Ross’ Zimmer war das nächste auf dem Korridor. Es lag über der Seitenstraße, war kleiner und dunkler als das Eckzimmer, und es hatte keinen Balkon, aber es war noch immer das beste Hotelzimmer, in dem er je gewohnt hatte. Der Hoteldiener brachte seine alte Tasche mit spitzen Fingern, setzte sie mitten im Zimmer ab und wartete er auf der Schwelle zum Korridor. Ross verabschiedete ihn, indem er die Tür vor ihm zustieß. Um die Trinkgelder sollte sich das Mädchen kümmern.
Dann war er allein. Er wanderte durch den stillen Raum, zog die Gardinen auf und warf einen Blick in das geräumige Bad. Zum Zimmer des Mädchens hin gab es eine große zweiflügelige Schiebetür.
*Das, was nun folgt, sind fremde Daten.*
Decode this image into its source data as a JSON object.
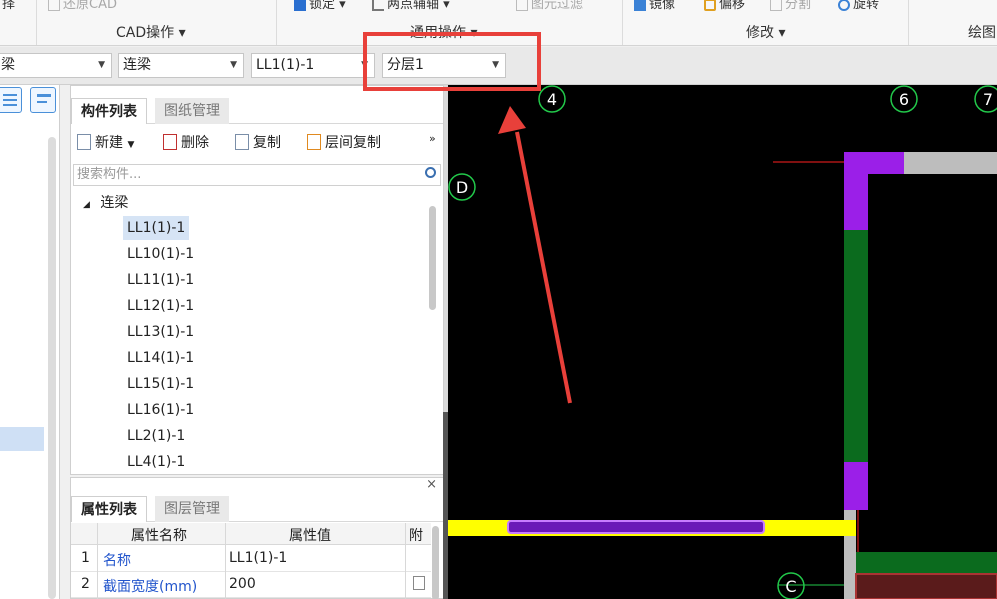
{
  "ribbon": {
    "top_items": [
      {
        "label": "择",
        "dim": false
      },
      {
        "label": "还原CAD",
        "dim": true
      },
      {
        "label": "锁定",
        "dim": false
      },
      {
        "label": "两点辅轴",
        "dim": false
      },
      {
        "label": "图元过滤",
        "dim": true
      },
      {
        "label": "镜像",
        "dim": false
      },
      {
        "label": "偏移",
        "dim": false
      },
      {
        "label": "分割",
        "dim": true
      },
      {
        "label": "旋转",
        "dim": false
      }
    ],
    "groups": [
      {
        "label": "CAD操作 ▾"
      },
      {
        "label": "通用操作 ▾"
      },
      {
        "label": "修改 ▾"
      },
      {
        "label": "绘图"
      }
    ]
  },
  "combo_bar": {
    "combos": [
      {
        "value": "梁"
      },
      {
        "value": "连梁"
      },
      {
        "value": "LL1(1)-1"
      },
      {
        "value": "分层1"
      }
    ]
  },
  "component_panel": {
    "tabs": [
      {
        "label": "构件列表",
        "active": true
      },
      {
        "label": "图纸管理",
        "active": false
      }
    ],
    "tools": {
      "new": "新建",
      "delete": "删除",
      "copy": "复制",
      "floor_copy": "层间复制",
      "more": "»"
    },
    "search_placeholder": "搜索构件...",
    "tree_root": "连梁",
    "items": [
      {
        "label": "LL1(1)-1",
        "selected": true
      },
      {
        "label": "LL10(1)-1",
        "selected": false
      },
      {
        "label": "LL11(1)-1",
        "selected": false
      },
      {
        "label": "LL12(1)-1",
        "selected": false
      },
      {
        "label": "LL13(1)-1",
        "selected": false
      },
      {
        "label": "LL14(1)-1",
        "selected": false
      },
      {
        "label": "LL15(1)-1",
        "selected": false
      },
      {
        "label": "LL16(1)-1",
        "selected": false
      },
      {
        "label": "LL2(1)-1",
        "selected": false
      },
      {
        "label": "LL4(1)-1",
        "selected": false
      }
    ]
  },
  "property_panel": {
    "close": "×",
    "tabs": [
      {
        "label": "属性列表",
        "active": true
      },
      {
        "label": "图层管理",
        "active": false
      }
    ],
    "headers": {
      "name": "属性名称",
      "value": "属性值",
      "extra": "附"
    },
    "rows": [
      {
        "index": "1",
        "name": "名称",
        "value": "LL1(1)-1"
      },
      {
        "index": "2",
        "name": "截面宽度(mm)",
        "value": "200"
      }
    ]
  },
  "canvas": {
    "axis_labels": [
      {
        "label": "4"
      },
      {
        "label": "6"
      },
      {
        "label": "7"
      },
      {
        "label": "D"
      },
      {
        "label": "C"
      }
    ],
    "colors": {
      "background": "#000000",
      "beam_yellow": "#ffff00",
      "beam_purple": "#9b1fe8",
      "wall_green": "#0b6b1e",
      "grid_red": "#ff2020",
      "axis_circle": "#22c84a",
      "annotation_red": "#e8403a"
    }
  }
}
Ross traute sich nicht, sich zu setzen, weil er wusste, dass er sofort einschlafen würde. Die Müdigkeit lastete auf ihm wie ein schwerer, steifer Mantel; die Kopfschmerzen waren unverändert. Das Bett war riesig und einladend. Doch bevor er schlafen durfte, musste noch der Wagen versteckt werden – in einem Parkhaus oder einer Tiefgarage, jedenfalls unter einem Haufen Stahl, der hoffentlich die Ortung verhinderte.
Das Mädchen hatte sich schon auf ein Bad und ein richtiges Frühstück eingestellt, aber Ross musste sie nicht wirklich überreden, mitzukommen. Sie besorgte einen Stadtplan an der Rezeption, während er vor dem Eingang unter dem Baldachin darauf wartete, dass der Wagen vorgefahren wurde.
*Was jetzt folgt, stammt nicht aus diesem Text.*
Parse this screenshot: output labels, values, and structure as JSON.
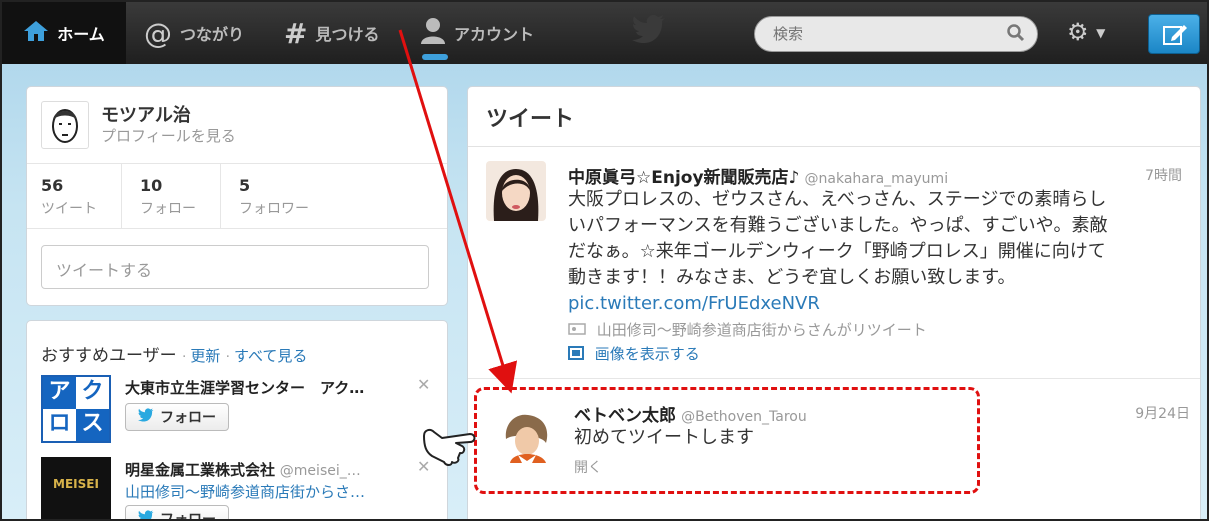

Diesmal stieg sie vorne ein. Sie fuhr ihren Sitz zurück, so weit es ging. Am Rande der Altstadt fanden sie ein Parkhaus und stellten das Auto im Tiefgeschoss ab. Ein Taxi brachte sie zurück ins Hotel.
Ross schlief ein, bevor sein Kopf auf dem Kissen lag.
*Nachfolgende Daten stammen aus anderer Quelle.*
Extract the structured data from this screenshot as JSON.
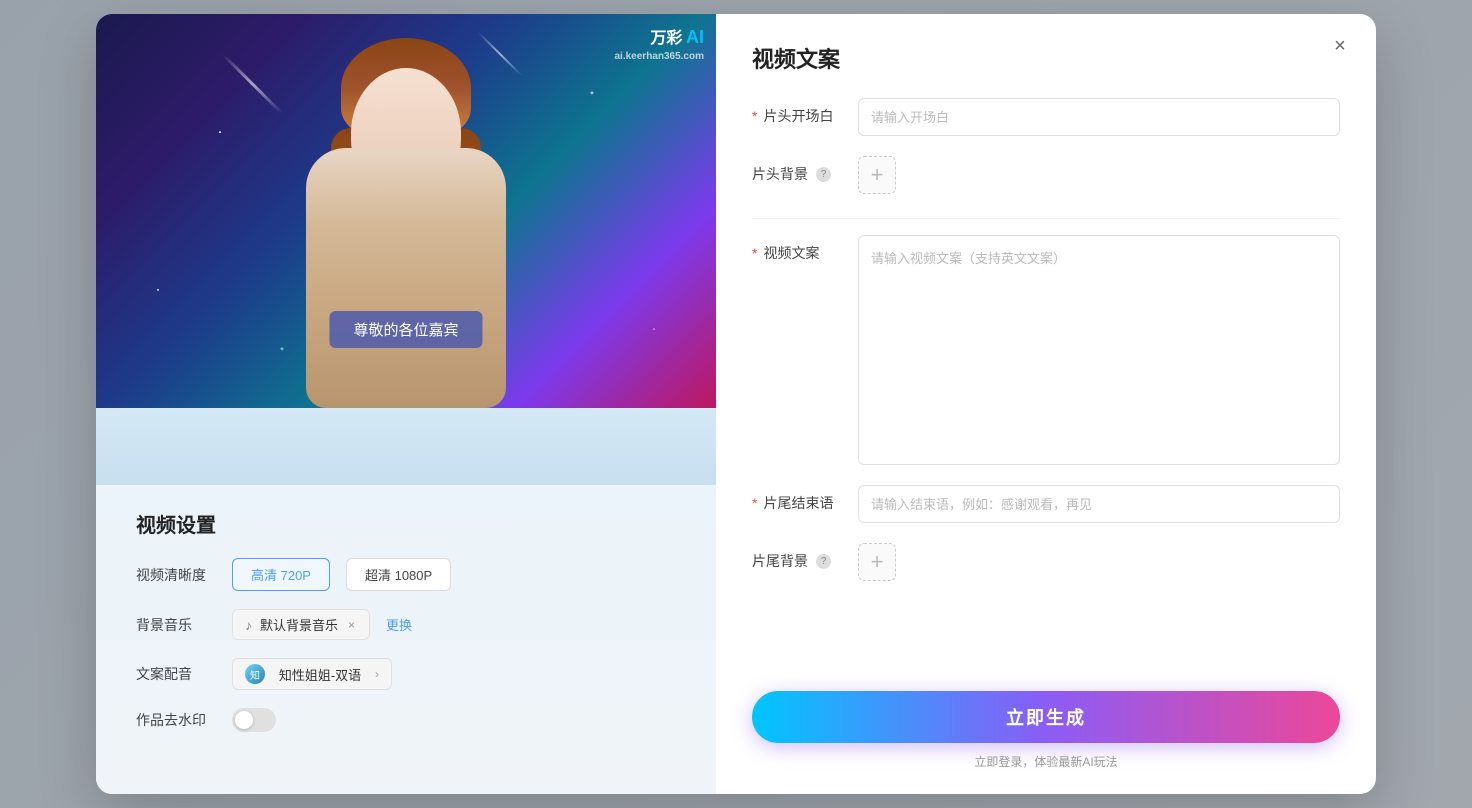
{
  "modal": {
    "close_label": "×",
    "left": {
      "watermark": {
        "cn": "万彩",
        "ai": "AI",
        "url": "ai.keerhan365.com"
      },
      "subtitle": "尊敬的各位嘉宾",
      "settings_title": "视频设置",
      "rows": [
        {
          "label": "视频清晰度",
          "type": "quality",
          "options": [
            {
              "text": "高清 720P",
              "active": true
            },
            {
              "text": "超清 1080P",
              "active": false
            }
          ]
        },
        {
          "label": "背景音乐",
          "type": "music",
          "value": "默认背景音乐",
          "change_btn": "更换"
        },
        {
          "label": "文案配音",
          "type": "voice",
          "value": "知性姐姐-双语"
        },
        {
          "label": "作品去水印",
          "type": "toggle"
        }
      ]
    },
    "right": {
      "panel_title": "视频文案",
      "form": {
        "opening_label": "片头开场白",
        "opening_required": true,
        "opening_placeholder": "请输入开场白",
        "header_bg_label": "片头背景",
        "header_bg_help": true,
        "video_copy_label": "视频文案",
        "video_copy_required": true,
        "video_copy_placeholder": "请输入视频文案（支持英文文案）",
        "ending_label": "片尾结束语",
        "ending_required": true,
        "ending_placeholder": "请输入结束语，例如：感谢观看，再见",
        "footer_bg_label": "片尾背景",
        "footer_bg_help": true
      },
      "generate_btn": "立即生成",
      "login_hint": "立即登录，体验最新AI玩法"
    }
  }
}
Als er wieder aufwachte, wusste er nicht, wo er war.
Er lag wie gelähmt auf dem Rücken, ohne Zeit- und Körpergefühl, und ohne zu begreifen, was er sah. Seine Augen waren nass. Er hatte geträumt. Sehnsüchtig verfolgte er das schwindende Echo des Traums, voll vom unbekümmerten Singsang einer Unterhaltung zwischen Lourdes und Christina. Wie immer, wenn sie unter sich waren, sprachen sie das melodische, sanfte castellano, das Lourdes aus ihrer alten Heimat mitgebracht hatte. Gleich würde das Kind die Tür aufreißen, um ihn zum Frühstück zu holen, und aus der Küche den Duft von Spiegeleiern und frittiertem Püree aus schwarzen Bohnen mitbringen. Die kostbare Täuschung verflog und hinterließ ihn mit einem hohlen Gefühl in der Brust. Am liebsten hätte er weitergeschlafen. Aber dann arbeiteten alle seine Sinne wieder zusammen und beförderten ihn in die Gegenwart. Es war noch Tag. Er erkannte das Hotelzimmer. Die Schiebetüren zum Nachbarzimmer waren einen Spalt weit offen. Ross stand hastig auf. Im Kampf mit seinem verschlafenen Gleichgewichtssinn und den wiederkehrenden Schmerzen streifte er sich ungeschickt Hose und Hemd über und hinkte barfuß durch den Raum. Er schob die schweren Türen weiter auseinander. Sie waren doppelwandig und ihre Innenseiten dick gepolstert. Mit einem Auge blickte er durch die Öffnung. Das Mädchen war nicht da. Das Zimmer sah aus wie nach einer Razzia. Einer der Koffer lag offen auf dem Boden, über alle Möbel waren Kleider verstreut, und ein Teil der Einrichtung war anscheinend verschoben worden. Das Bett war zerwühlt. War etwas passiert?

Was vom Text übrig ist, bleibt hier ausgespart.